Warning: A breach date that seems obvious on paper can be wrong if the contract required notice, a cure period, or staged performance. Always tie the date to the actual event that made suit available.

Quick checklist for a deadline review

Statute citation

The statute citation provided for Indiana is Indiana Code § 35-41-4-2, and the general limitation period is 5 years. Use that citation when documenting the deadline basis in your file notes or case intake record.

For convenience, here is the citation in a simple reference table:

ItemCitation / period
JurisdictionIndiana
CodeIndiana Code § 35-41-4-2
General/default limitations period5 years
Sourcehttps://law.justia.com/codes/indiana/2022/title-35/article-41/chapter-4/section-35-41-4-2/?utm_source=openai

This page relies on the jurisdiction data supplied for the Indiana reference. Because no separate written-contract sub-rule was identified, the safest workflow is to treat the 5-year period as the baseline and then test for tolling or accrual issues.

If you are building a deadline memo, a concise note might look like this:

  • Indiana written contract limitations period: 5 years
  • Citation: Ind. Code § 35-41-4-2
  • Accrual date: [insert operative breach or due date]
  • Estimated deadline: [insert calculated date]

That format keeps the rule, trigger date, and result in one place.

Use the calculator

DocketMath’s statute-of-limitations calculator turns your key date into a deadline estimate in seconds.
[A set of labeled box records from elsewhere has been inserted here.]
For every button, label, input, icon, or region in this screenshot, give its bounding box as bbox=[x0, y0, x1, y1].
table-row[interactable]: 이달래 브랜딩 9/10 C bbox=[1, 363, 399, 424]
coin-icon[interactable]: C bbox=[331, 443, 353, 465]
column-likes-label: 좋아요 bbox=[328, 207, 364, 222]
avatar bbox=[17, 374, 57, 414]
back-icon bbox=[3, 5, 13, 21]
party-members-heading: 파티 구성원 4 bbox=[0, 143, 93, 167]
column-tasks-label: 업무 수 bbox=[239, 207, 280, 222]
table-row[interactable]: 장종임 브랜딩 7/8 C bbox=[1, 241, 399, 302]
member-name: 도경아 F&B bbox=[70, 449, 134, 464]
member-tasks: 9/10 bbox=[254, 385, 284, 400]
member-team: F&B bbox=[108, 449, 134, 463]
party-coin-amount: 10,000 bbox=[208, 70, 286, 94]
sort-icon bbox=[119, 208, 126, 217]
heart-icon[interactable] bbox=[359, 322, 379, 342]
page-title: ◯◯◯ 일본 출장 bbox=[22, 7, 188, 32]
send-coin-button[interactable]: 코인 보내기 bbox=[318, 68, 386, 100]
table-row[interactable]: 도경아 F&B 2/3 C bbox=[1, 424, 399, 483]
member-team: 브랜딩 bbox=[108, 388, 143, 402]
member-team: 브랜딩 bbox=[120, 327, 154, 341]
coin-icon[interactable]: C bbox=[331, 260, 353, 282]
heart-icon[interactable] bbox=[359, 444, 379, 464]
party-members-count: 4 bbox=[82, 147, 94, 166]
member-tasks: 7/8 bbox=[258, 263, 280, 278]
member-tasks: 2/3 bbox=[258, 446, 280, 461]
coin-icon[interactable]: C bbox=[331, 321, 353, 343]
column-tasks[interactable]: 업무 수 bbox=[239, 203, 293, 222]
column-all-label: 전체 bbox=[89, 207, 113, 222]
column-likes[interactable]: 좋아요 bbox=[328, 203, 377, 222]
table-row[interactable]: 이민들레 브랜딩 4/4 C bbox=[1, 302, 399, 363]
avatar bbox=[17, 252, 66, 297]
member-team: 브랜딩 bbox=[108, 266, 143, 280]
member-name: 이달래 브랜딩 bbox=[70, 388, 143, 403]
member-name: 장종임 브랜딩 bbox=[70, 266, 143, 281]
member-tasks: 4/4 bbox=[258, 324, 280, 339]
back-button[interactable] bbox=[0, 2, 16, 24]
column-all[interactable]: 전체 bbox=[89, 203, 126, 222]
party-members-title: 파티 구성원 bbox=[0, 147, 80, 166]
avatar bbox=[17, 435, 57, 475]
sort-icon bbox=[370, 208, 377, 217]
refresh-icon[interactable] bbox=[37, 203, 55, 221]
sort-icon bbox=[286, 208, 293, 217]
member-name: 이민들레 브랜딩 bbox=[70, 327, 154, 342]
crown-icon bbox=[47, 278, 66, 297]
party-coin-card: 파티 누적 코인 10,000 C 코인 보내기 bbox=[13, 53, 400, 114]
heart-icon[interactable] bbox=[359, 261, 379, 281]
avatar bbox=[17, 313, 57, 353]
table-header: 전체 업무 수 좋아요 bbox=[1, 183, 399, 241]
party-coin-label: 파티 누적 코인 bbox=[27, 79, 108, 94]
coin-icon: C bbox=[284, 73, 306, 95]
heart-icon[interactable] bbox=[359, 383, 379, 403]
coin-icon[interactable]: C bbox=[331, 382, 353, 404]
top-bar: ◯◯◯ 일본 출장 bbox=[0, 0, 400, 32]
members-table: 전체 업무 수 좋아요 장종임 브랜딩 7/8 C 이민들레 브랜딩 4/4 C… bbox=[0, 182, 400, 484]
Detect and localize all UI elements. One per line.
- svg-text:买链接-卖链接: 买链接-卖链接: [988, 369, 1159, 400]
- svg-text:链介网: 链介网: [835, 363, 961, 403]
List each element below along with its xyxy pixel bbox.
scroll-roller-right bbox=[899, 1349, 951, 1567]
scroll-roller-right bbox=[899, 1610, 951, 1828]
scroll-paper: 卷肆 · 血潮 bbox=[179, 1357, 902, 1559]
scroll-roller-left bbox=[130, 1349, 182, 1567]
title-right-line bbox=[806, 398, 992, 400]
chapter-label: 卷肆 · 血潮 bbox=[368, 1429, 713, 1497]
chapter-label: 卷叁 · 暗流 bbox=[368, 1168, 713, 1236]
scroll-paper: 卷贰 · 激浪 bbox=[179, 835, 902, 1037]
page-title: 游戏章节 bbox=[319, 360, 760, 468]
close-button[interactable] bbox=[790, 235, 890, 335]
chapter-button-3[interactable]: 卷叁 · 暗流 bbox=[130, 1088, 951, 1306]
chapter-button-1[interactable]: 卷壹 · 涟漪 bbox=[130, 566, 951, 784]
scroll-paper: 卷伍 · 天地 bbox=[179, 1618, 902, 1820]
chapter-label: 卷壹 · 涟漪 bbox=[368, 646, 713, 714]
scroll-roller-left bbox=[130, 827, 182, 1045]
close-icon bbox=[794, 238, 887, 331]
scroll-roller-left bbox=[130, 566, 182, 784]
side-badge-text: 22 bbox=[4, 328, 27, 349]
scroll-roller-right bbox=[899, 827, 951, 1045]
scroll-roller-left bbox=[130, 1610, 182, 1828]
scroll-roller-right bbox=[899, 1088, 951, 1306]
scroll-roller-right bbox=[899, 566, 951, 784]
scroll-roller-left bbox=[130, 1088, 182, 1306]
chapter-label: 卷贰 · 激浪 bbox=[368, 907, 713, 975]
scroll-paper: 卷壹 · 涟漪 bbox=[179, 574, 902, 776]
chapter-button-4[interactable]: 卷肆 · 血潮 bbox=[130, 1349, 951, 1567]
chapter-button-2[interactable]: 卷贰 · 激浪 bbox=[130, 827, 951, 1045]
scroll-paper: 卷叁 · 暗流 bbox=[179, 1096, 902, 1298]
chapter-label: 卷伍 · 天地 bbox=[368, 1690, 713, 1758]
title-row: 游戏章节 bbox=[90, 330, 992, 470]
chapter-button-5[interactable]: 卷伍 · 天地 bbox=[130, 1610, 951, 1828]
The main input is the date the claim accrued, because that is what drives the 5-year clock.

Use it when you need to:

  • screen a new intake
  • sanity-check a deadline before filing
  • compare multiple breach dates
  • track installment-based contract claims
  • prepare an internal case timeline

What to enter

InputWhy it matters
Breach date or due dateUsually starts the clock
Notice dateCan matter if notice is part of accrual
Amendment dateMay change the obligations at issue
Tolling event datesMay pause or extend the period

How the output changes

The output is only as good as the trigger date you choose:

  • If you enter the earliest plausible breach date, the calculator gives the earliest deadline
  • If you enter a later breach date, the deadline moves later
  • If the contract involves recurring obligations, you may need multiple calculations
  • If there was a written modification, recalculate from the new operative date

Best practice for reference-page use

  1. Start with the contract’s due date or breach date.
  2. Compare that against payment records, emails, notices, and amendments.
  3. Run the date through DocketMath.
  4. Save the result with a short note identifying the statute and trigger date.

For quick access, use the tool here: /tools/statute-of-limitations.